Pero lo cierto es que aquello que se veía como pasajero, hoy comienza a percibirse como un fenómeno que llegó para quedarse. Y los estadounidenses por primera vez comienzan a ahorrar, un dato llamativo teniendo en cuenta que su sociedad se basa en el consumo.
Volviendo al índice de desempleo, es aún más preocupante para la población hispana, que se ve más afectada. Mientras que en la población blanca los desocupados son un 0,2% más, los hispanos sufrieron un incremento del 0.7%. En total, 8,2% contra 5,4% de los blancos y los negros un 10,8% aunque en este sector cayó una décima.
Este dato es visto con mucha preocupación por la población estadounidense, que ve frustrado el “sueño americano”. Desde el trágico ataque a las Torres Gemelas perpetrado por la red Al Qaeda, el presidente Bush logró que la atención de la población se centre en la seguridad del país. La campaña a Afganistán y la invasión a Irak lograron aumentar este sentimiento de indefensión ante los demonios del Islam.

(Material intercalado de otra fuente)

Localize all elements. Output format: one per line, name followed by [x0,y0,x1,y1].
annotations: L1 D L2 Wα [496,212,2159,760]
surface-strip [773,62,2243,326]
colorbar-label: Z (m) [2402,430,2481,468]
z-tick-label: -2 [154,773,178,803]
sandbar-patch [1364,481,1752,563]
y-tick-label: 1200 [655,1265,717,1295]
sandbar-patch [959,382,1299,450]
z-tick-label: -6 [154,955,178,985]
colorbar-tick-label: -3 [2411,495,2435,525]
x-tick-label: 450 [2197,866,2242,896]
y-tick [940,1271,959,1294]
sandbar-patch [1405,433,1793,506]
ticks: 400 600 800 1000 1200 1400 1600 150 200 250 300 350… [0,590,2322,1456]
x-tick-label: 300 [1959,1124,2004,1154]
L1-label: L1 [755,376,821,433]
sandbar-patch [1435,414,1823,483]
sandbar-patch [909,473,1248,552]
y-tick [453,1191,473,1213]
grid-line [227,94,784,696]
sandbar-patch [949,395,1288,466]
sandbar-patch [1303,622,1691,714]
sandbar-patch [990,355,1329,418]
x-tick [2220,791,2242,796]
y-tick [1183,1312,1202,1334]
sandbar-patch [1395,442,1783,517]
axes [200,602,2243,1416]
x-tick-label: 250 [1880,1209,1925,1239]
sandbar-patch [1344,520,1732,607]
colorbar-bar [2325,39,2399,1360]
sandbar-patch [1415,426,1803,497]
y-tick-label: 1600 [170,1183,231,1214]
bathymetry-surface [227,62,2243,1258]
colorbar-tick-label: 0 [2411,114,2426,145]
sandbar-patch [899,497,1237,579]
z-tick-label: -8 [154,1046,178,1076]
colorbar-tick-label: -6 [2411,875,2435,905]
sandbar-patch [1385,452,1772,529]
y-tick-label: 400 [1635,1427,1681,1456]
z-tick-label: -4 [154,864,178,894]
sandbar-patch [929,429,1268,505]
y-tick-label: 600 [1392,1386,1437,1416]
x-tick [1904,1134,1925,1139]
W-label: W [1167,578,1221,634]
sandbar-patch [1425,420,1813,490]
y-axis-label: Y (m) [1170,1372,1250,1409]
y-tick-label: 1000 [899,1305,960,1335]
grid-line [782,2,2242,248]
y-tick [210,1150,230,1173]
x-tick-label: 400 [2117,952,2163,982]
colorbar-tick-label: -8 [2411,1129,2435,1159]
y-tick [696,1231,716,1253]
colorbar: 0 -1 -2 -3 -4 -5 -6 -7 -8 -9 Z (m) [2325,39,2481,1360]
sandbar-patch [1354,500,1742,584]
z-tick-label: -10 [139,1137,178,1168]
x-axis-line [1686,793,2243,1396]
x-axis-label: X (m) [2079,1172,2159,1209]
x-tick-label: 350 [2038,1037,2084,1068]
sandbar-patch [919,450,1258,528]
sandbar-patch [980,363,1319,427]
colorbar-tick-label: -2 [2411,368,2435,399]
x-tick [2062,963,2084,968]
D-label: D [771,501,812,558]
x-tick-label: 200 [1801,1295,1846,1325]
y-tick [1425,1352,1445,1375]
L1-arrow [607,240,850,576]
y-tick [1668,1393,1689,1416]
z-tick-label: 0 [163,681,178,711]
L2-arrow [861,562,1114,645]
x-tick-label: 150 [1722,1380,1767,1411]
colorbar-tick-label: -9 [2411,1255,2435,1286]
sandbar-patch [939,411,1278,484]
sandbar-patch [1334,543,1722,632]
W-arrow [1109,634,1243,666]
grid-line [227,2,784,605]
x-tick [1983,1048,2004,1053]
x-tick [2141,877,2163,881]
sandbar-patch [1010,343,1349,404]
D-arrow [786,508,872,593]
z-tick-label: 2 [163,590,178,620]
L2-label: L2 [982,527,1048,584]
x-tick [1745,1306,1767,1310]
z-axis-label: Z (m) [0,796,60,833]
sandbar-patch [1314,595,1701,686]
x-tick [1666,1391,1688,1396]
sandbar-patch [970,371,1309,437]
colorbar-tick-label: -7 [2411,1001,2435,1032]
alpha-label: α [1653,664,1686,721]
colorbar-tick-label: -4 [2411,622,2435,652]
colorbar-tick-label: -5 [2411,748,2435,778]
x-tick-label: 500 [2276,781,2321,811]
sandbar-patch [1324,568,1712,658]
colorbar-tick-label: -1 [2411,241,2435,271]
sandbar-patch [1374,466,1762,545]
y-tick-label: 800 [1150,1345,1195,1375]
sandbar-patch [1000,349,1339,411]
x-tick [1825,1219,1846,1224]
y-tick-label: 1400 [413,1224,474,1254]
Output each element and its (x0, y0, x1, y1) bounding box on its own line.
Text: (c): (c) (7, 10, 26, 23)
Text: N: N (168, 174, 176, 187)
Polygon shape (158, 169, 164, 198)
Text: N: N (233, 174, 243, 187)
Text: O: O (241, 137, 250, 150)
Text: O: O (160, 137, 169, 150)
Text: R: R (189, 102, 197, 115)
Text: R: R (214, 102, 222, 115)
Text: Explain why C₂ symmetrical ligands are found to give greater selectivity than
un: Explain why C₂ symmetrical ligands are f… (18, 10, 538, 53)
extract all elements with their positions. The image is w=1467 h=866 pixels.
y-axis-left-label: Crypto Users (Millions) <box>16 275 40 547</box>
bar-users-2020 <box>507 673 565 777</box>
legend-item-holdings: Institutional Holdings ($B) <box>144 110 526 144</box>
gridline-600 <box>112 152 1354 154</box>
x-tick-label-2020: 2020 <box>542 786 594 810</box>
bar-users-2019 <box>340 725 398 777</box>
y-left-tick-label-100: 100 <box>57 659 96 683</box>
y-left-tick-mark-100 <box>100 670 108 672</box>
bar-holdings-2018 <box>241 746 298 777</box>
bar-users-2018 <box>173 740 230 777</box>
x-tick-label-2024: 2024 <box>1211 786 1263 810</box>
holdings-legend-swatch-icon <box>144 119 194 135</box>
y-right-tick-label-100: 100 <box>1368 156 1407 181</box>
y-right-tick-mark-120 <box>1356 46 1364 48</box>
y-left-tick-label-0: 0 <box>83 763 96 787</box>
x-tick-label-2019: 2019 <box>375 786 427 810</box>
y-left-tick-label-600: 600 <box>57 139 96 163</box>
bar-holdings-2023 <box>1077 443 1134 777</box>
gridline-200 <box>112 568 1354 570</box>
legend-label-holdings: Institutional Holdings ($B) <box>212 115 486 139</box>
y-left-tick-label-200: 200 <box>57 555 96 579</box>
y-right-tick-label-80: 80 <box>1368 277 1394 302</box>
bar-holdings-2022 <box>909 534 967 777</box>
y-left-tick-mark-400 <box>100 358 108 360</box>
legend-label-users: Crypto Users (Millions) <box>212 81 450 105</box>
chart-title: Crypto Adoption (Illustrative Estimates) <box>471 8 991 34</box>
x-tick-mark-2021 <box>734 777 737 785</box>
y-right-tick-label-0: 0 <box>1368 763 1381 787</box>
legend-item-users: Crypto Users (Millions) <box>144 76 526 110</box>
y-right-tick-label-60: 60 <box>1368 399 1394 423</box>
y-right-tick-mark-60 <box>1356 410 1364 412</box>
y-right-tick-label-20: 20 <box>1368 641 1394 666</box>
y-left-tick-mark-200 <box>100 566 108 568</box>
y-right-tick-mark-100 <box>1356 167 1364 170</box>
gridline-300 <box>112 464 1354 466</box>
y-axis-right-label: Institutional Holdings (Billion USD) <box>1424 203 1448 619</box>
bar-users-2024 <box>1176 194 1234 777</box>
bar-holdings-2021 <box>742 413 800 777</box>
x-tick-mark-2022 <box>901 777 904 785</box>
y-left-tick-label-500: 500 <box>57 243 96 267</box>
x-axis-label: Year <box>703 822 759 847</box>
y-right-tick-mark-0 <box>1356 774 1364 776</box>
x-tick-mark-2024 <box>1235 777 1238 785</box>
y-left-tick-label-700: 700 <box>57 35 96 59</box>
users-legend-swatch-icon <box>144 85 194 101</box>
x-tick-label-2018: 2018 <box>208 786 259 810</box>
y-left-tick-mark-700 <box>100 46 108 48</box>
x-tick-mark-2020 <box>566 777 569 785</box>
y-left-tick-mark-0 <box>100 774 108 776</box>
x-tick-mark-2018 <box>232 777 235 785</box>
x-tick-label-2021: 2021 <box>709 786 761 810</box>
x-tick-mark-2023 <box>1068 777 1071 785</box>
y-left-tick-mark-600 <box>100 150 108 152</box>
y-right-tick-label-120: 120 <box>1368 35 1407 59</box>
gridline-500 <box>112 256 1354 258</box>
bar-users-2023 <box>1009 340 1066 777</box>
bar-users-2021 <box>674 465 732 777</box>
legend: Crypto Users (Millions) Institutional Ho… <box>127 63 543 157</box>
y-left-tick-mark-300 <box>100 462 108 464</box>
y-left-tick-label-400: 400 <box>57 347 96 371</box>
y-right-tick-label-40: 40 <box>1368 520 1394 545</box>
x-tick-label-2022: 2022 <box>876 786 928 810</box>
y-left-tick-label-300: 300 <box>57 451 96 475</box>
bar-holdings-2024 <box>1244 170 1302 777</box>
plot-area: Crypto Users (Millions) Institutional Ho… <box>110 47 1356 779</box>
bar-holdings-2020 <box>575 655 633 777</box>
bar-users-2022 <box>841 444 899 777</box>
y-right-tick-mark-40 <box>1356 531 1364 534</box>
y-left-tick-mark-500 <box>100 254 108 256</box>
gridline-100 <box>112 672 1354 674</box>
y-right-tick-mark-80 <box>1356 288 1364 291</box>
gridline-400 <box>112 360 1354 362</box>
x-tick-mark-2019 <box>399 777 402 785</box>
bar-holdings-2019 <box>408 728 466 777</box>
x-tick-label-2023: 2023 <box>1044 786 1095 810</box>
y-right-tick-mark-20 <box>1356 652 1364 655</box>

La gran ventaja del plan reeleccionista de George Walker Bush tiene que ver con la incapacidad de los demócratas por decidirse a dar un espaldarazo a alguno de los candidatos que pretenden postularse a la presidencia, de cara al 2004.
El senador John Kerry, con un perfil de héroe y aires de poeta; su compañero por Carolina del Norte John Edwards, otro galán de 49 años y abogado de las tabacaleras.
Por otro lado, los veteranos Joe Lieberman, compañero de fórmula de Al Gore con 14 años en el Senado representando a Connecticut y el ex gobernador del estado de Florida a fines de los ´70, Bob Graham.
Lo cierto es que los demócratas no encuentran el espacio para hacerse oír con su consigna de revivir el ”sueño americano” porque el presidente “copa” la agenda con su cruzada contra el terrorismo. La intención reeleccionista del republicano se vio reforzada con las elecciones legislativas de noviembre del año pasado, en las que se involucró personalmente.
Los republicanos recuperaron el control del Senado, añadieron bancas a su mayoría en la Cámara de Representantes, e impidieron que los demócratas alcanzaran la mayoría entre los gobernadores del país.
La gran pregunta ahora es qué podrá más, si el miedo o el bolsillo. Si se tiene en cuenta el ejemplo de Israel, el Likud, partido gobernante con Ariel Sharon a la cabeza, ganó las elecciones a las llamadas “palomas” de la oposición por su fama de duro. La guerra en Irak y el tema palestino hicieron que los electores eligieran seguir gobernados por una figura capaz de defenderlos ante las amenazas aunque sea poco eficiente en términos económicos. Muy similar es el perfil de Bush…habrá que ver cuál es el peor de los fantasmas para los electores estadounidenses.